With a resounding 186 votes in favor and only two against, the General Assembly of the United Nations voted decisively on Oct. 26 for the U.S. government to put an end to its blockade of Cuba.
Strong and unequivocal condemnation was heard by many of the countries’ representatives before votes were cast. Among them, Vietnam’s ambassador to the U.N., Le Hoai Trung, denounced the genocidal character of the blockade. Vietnam itself suffered a severe U.S. blockade for more than 20 years, after the end of the U.S. war.
Each year since 1992, the resolution, “Necessity of ending the economic, commercial and financial embargo imposed by the United States of America against Cuba,” has received majority support, and nearly unanimous support recently.
Only two states support the blockade against Cuba: the United States and Israel.
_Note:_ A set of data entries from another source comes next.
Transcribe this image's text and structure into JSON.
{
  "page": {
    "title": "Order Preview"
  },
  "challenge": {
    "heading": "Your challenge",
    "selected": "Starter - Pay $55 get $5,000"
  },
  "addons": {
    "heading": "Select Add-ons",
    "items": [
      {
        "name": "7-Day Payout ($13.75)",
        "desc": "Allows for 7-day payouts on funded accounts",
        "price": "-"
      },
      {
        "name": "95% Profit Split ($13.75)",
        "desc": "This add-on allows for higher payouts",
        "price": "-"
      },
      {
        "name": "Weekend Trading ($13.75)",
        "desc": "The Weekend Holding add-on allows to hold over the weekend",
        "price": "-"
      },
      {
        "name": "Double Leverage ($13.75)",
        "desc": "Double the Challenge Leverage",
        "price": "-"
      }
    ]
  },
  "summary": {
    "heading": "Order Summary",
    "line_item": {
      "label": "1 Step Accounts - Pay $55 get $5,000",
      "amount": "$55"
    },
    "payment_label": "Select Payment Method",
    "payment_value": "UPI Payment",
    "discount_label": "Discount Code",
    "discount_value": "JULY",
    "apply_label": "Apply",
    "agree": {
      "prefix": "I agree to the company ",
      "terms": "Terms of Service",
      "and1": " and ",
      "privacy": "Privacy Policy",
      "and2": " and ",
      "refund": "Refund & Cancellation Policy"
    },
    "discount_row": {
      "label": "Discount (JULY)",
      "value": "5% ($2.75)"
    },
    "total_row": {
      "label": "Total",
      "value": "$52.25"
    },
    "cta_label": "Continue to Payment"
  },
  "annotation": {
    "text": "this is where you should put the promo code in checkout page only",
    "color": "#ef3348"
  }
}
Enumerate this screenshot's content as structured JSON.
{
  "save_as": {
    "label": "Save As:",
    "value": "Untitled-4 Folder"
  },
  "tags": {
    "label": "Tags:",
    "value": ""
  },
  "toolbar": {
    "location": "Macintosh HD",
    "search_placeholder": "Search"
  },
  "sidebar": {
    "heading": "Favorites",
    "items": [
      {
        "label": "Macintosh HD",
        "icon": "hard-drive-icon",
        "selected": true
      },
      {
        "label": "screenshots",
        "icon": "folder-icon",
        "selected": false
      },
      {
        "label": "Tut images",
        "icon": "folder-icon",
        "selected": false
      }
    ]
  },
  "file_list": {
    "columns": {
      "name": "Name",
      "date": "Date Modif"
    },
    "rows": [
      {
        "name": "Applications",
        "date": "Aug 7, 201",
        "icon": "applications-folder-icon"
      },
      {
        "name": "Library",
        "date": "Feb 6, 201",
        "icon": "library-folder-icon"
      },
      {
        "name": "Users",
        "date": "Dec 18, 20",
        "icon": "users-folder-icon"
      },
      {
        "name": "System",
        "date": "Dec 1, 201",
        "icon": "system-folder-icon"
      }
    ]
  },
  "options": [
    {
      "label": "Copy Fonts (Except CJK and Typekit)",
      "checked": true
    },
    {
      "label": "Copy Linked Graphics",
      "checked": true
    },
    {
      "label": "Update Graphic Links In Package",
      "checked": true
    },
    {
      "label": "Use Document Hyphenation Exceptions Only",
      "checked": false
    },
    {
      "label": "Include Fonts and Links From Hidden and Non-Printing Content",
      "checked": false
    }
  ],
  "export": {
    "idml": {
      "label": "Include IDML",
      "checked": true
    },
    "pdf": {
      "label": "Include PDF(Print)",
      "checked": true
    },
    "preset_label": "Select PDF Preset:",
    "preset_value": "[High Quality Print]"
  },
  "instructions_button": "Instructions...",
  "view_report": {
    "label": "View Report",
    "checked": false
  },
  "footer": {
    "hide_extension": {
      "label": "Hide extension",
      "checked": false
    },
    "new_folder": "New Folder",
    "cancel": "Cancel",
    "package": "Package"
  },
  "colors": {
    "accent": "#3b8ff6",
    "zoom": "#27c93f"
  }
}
Three tiny islands were the only abstentions: Micronesia with 110,000 people, Palau with 20,279 people and Marshall Islands with 67,182 people. For them, abstention can be seen as defying U.S. imperialism, which holds sway over them as virtual colonies.* In 2009, Palau was the third state with the U.S. and Israel to vote against Cuba, but the last two years it has abstained with its Pacific neighbors.
In the weeks before yesterday’s U.N. vote, Cuban Foreign Minister Bruno Rodríguez presented to the general assembly an extensive report of the damage and harm done to the Cuban people and economy by the U.S. blockade.
According to Cuba’s calculations, its economic losses from more than 50 years of U.S. government blockade are $975 billion, taking into account the devaluation of the dollar against gold.
Although the U.N. resolution refers to the U.S. policy as an “embargo,” the term blockade is far more accurate. The U.S. government extends its economic ban internationally, applying sanctions against other countries that try to do business with Cuba, and other forms of economic sabotage.
Cuba points out, for instance, that in 2010 the Office of Foreign Assets Control of the U.S. Treasury Dept. fined four foreign banks $502,721,671 for conducting transactions with Cuba.
In the U.N. debate, Rodriguez said: “The objectives of the blockade have been, according to the U.S. government memorandum of April 6, 1960, ‘to provoke disillusionment and discouragement through economic dissatisfaction and misery … to weaken the economic life of Cuba denying it money and supplies with the aim of reducing the salaries, provoke hunger, desperation and overthrow of the government.’
“The United States has never hidden its objective of overthrowing the revolutionary government and destroying the constitutional order that the people defends with a free will, what the ex-president George W. Bush called ‘regime change,’ and which has now reached new dimensions. Cuba made its big change in 1959. At the cost of 20,000 lives, it swept away the dictatorship of Batista, the strongman of the United States.”
He added, “Why doesn’t the government of President Obama concern itself with the problems of the United States and leave us Cubans alone to resolve calmly and peacefully ours?”
Cuba has won a moral victory in the United Nations, yet the General Assembly has no power to force the lifting of the blockade. Instead, the real power in the U.N., the Security Council, allows genocidal wars like that against Libya, while the U.S. continues to deepen Cuba’s suffering with more blockade measures.
*Although formally independent, Palau, Marshall Islands and Micronesia are obligated under the U.S.-imposed Compact of Free States agreements to provide U.S. military bases and testing sites, in exchange for some economic benefits. Their islands have been devastated historically by the U.S. government: Marshall Islands endured 67 nuclear bombs explosions, making it at one time the most radioactive place on earth.